In an article, “The Learning College: Both Learner and Learning Centered,” Terry O’Banion says that
It is not enough to make students feel good about the environment on the campus or the services they receive. It is not enough to impress students with the dazzling performance of great lecturers. It is not enough to provide all the latest in information technology. If we cannot document expanded or improved learning—however defined and however measured—we cannot say with any assurance that learning has occurred. And it is much more likely that we will be able to document learning when we place high value on learning-centered policies, programs, and practices and when we employ personnel who know how to create learning outcomes, learning options, and learning-centered activities.
One premise is that students, generally speaking, are not experiencing the kind of learning that the university hopes they are, that employers require, that the society needs, and that eventually those students will wish they had gained during their college years.
Another premise is that the present organizational operation produces the students it does because it is not fully learning-centered, but remains somewhat stuck in a teaching and professor-centered delivery of content with very inadequate, even distorting, means of assessing what kinds of learning are occurring, including any higher-order thinking. Thus, other that getting grades and credits, do we genuinely know if our students are learning in significant and enduring ways beyond absorption/memorization of content? Based upon the present approach and reward system, authentic assessment of integrated, contextual competency is a hit and miss thing, depending upon those teachers who have risked learning about how people learn and if their own students are learning what they have assumed and wanted them to learn.

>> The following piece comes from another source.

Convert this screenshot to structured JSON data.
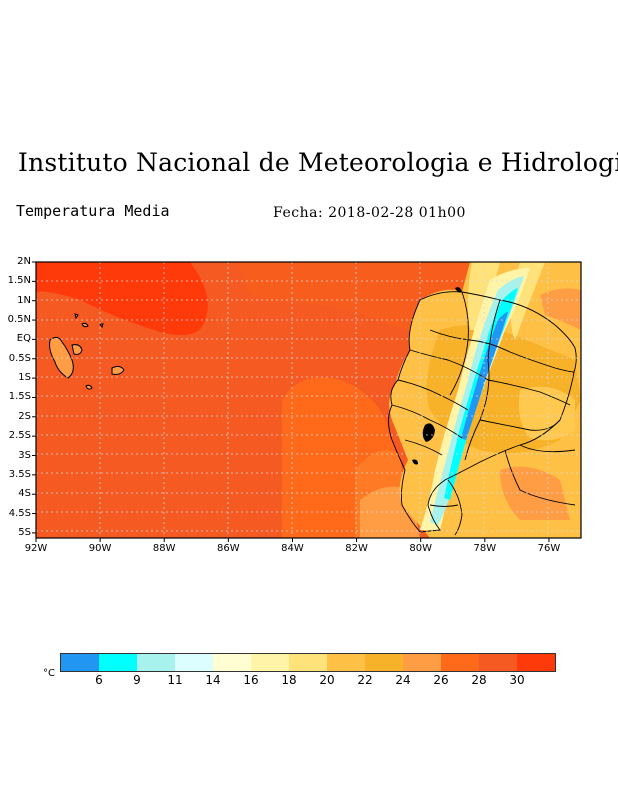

A third premise is that the time for tinkering is past and is too incomplete an approach to result in a transformed organization and academic culture. Higher education, nationally and internationally, is in the beginnings of a paradigm shift from teaching to learning. Teaching-centered colleges will continue doing what they do and will continue producing graduates not well enough equipped for their projected careers and for making the greatest contributions to their societies. And they will not be as prepared as possible for life-long learning that will improve the quality and scope of their personal lives.
As by-products of such a focus on learning, issues of student and faculty retention are addressed (not by addressing this or that symptom, but by a systemic, organizational shift). And the goal of an engaged university becomes much more genuine when the external engagements with the region, government agencies and private business, is matched by the internal engagement of all employees in the learning process itself. In other words, when students are fully engaged in the Learning University, that university acquires its soul. It is not just about its buildings, expanded numbers of students, new programs, but about its very spiritual essence, the learning experiences and outcomes of and by its students.
The present time may be a compellingly opportune time (kairos) for colleges and universities for such a transformation of teaching, learning, scholarship, thinking, and organizational attitudes. The best path to become a community that attracts good students, faculty, administrators and staff because of its dynamic, way-making, path-finding approach to teaching and learning, is for it to make a conscious, concerted and persevering commitment to become a Learning University. Beyond institutional jargon and pedagogical shibboleths, including the very words like “engaged,” “active,” and even “learning-centered,” to make a real beginning (as Plato said) is to have done half the work. A paradoxical vision quest:
We shall not cease from exploration
And the end of all our exploring
Will be to arrive where we started
And know the place for the first time.
(T.S. Eliot, Four Quartets)
It would make for a good story to see the familiar and habitual as strange and to risk what needs to be risked in order for the story to unfold.